By VANNE TERRAZOLA
The Land Transportation Franchising and Regulatory Board (LTFRB) has imposed a P5-million fine to ride-hailing services Grab Philippines and Uber Systems, Inc. for allowing colorum vehicles under their system and violating a number of regulations of the agency.
The LTFRB said the penalty was due to the violation of the two transport network companies (TNCs) on the terms of their accreditation as stated in the Memorandum Circular 2015-016.
Officials of Grab and Uber were grilled by LTFRB officials during a public hearing yesterday in which they admitted that most of the vehicles in their platforms have no certificates of public convenience (CPCs) and provisional authority (PAs) to operate. The LTFRB, recently, apprehended 33 colorum vehicles operating under these TNCs.
Grab country head Brian Cu said they have 28,000 active operator-drivers in their system, about 60 percent of them full time and drive an average of eight to 12 hours daily.
Uber’s head of goverment relations Yvez Gonzales cited the same number, adding that majority earn for driving more than 10 hours a week.
The figures dismayed Chairman Martin Delgra who found the TNCs liable for the colorum vehicles that contribute to the worsening traffic congestion.
Delgra questioned the two companies for allowing the unauthorized operators in their system, despite an existing moratorium on the application of franchises for TNVS, and the directive that only those with case numbers are allowed to be booked by passengers.
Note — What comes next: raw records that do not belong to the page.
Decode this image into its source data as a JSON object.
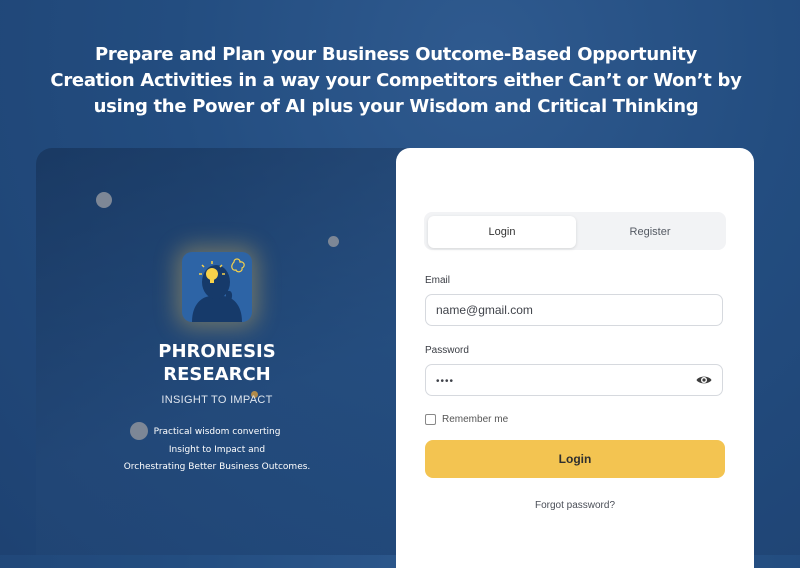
{
  "headline": {
    "line1": "Prepare and Plan your Business Outcome-Based Opportunity",
    "line2": "Creation Activities in a way your Competitors either Can’t or Won’t by",
    "line3": "using the Power of AI plus your Wisdom and Critical Thinking"
  },
  "brand": {
    "name_line1": "PHRONESIS",
    "name_line2": "RESEARCH",
    "tagline": "INSIGHT TO IMPACT",
    "desc_line1": "Practical wisdom converting",
    "desc_line2": "Insight to Impact and",
    "desc_line3": "Orchestrating Better Business Outcomes."
  },
  "auth": {
    "tabs": [
      {
        "label": "Login",
        "active": true
      },
      {
        "label": "Register",
        "active": false
      }
    ],
    "email_label": "Email",
    "email_value": "name@gmail.com",
    "password_label": "Password",
    "password_value": "••••",
    "remember_label": "Remember me",
    "login_button": "Login",
    "forgot_link": "Forgot password?"
  },
  "colors": {
    "accent": "#f3c451",
    "background": "#234d80",
    "card": "#ffffff"
  }
}
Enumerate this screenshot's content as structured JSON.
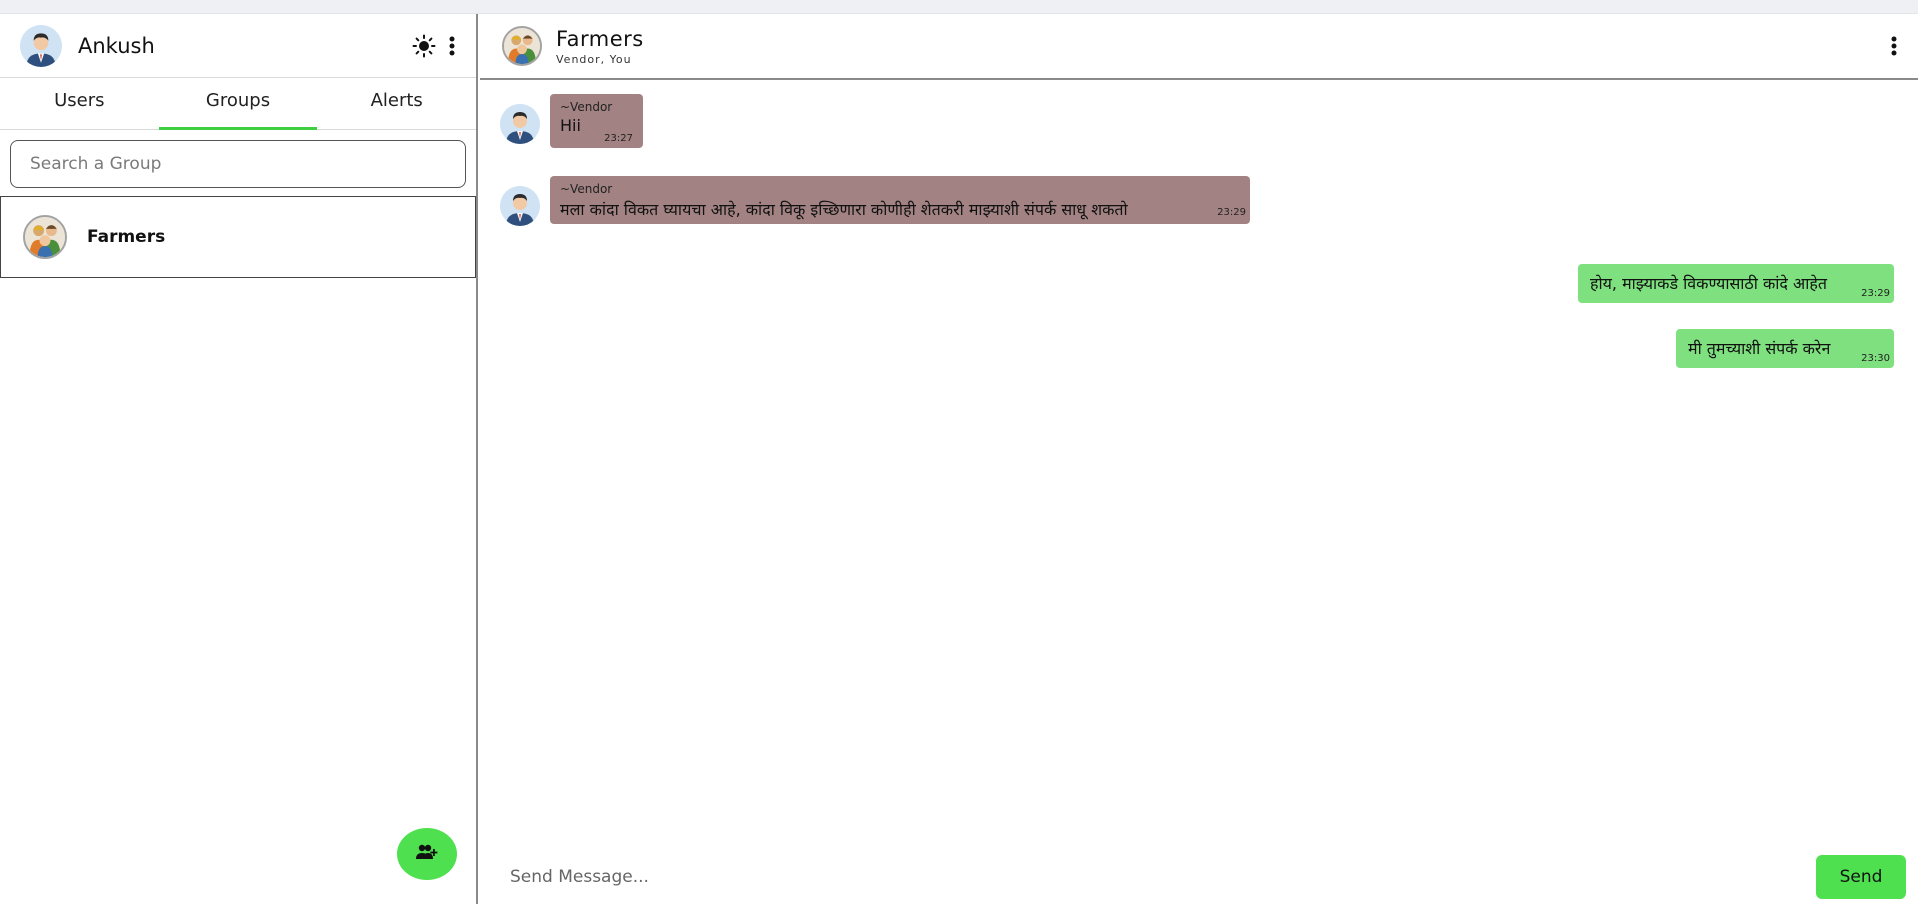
{
  "sidebar": {
    "user_name": "Ankush",
    "tabs": [
      {
        "label": "Users"
      },
      {
        "label": "Groups"
      },
      {
        "label": "Alerts"
      }
    ],
    "search_placeholder": "Search a Group",
    "groups": [
      {
        "name": "Farmers"
      }
    ]
  },
  "chat": {
    "title": "Farmers",
    "members": "Vendor, You",
    "messages": [
      {
        "sender": "~Vendor",
        "text": "Hii",
        "time": "23:27"
      },
      {
        "sender": "~Vendor",
        "text": "मला कांदा विकत घ्यायचा आहे, कांदा विकू इच्छिणारा कोणीही शेतकरी माझ्याशी संपर्क साधू शकतो",
        "time": "23:29"
      },
      {
        "text": "होय, माझ्याकडे विकण्यासाठी कांदे आहेत",
        "time": "23:29"
      },
      {
        "text": "मी तुमच्याशी संपर्क करेन",
        "time": "23:30"
      }
    ],
    "composer_placeholder": "Send Message...",
    "send_label": "Send"
  },
  "colors": {
    "accent": "#4ee04e",
    "incoming_bubble": "#a28282",
    "outgoing_bubble": "#7ee07e"
  }
}
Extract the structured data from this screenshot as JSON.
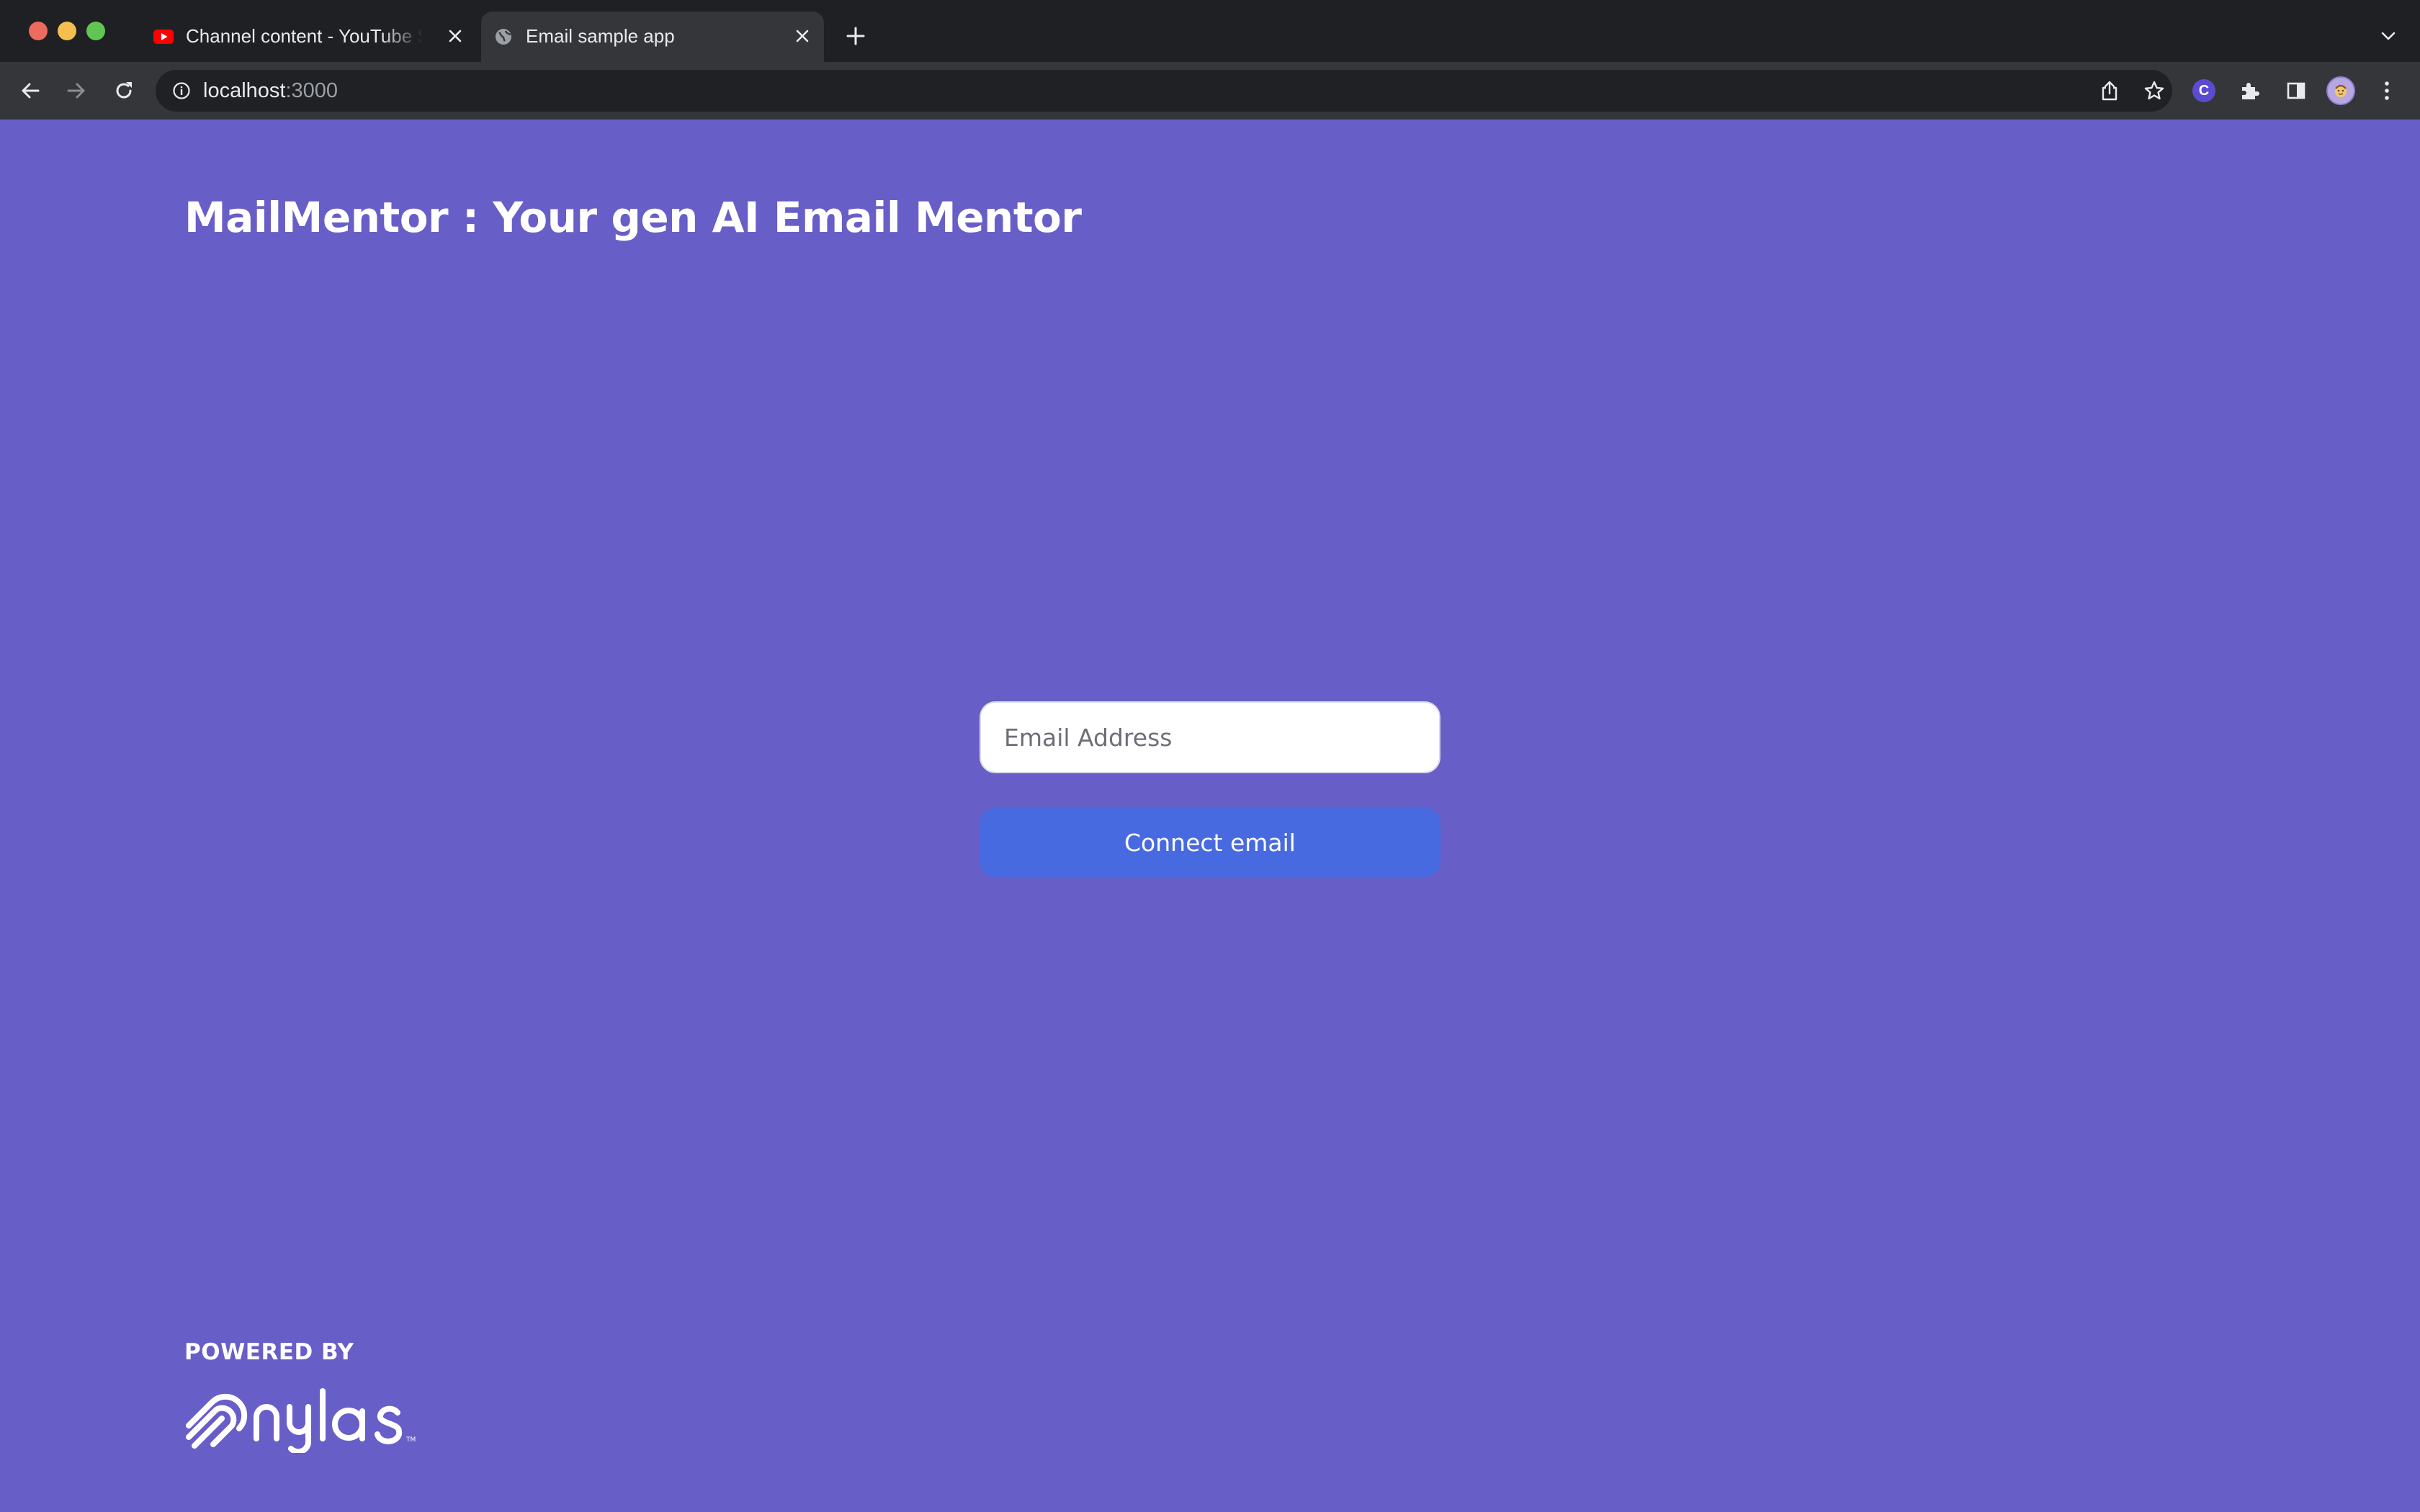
{
  "browser": {
    "tabs": [
      {
        "title": "Channel content - YouTube Studio",
        "favicon": "youtube-icon",
        "active": false
      },
      {
        "title": "Email sample app",
        "favicon": "globe-icon",
        "active": true
      }
    ],
    "address_bar": {
      "host": "localhost",
      "port": ":3000"
    }
  },
  "page": {
    "title": "MailMentor : Your gen AI Email Mentor",
    "email_input": {
      "placeholder": "Email Address",
      "value": ""
    },
    "connect_button_label": "Connect email",
    "footer": {
      "powered_by": "POWERED BY",
      "brand_logo": "nylas"
    }
  },
  "colors": {
    "page_background": "#685ec7",
    "button_background": "#486ae0",
    "chrome_dark": "#1f2023",
    "toolbar": "#35363a"
  }
}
In the LTFRB record, only more than 3,700 transport network vehicle service (TNVS) operators were authorized to charge passengers.
The TNCs explained that they continued accepting applications of interested operators and drivers to fill in for those who quit driving.
“The very heart of it is really demand…We always see a gap between how many requested and how many people were able to provide the car. On that basis, we need to continue accepting partners. On top of that there are partners that fall out from the system,” Cu said.
“There is a need to continuously replenish the supply of drivers and vehicles on the road,” Gonzales added.
Besides their alleged colorum operators, the LTFRB also cited the failure of Grab and Uber to police their ranks and make sure that only registered operators can carry passengers. They were told to require their operators to attach their trade dress on the vehicles and provide uniform identification cards to their drivers.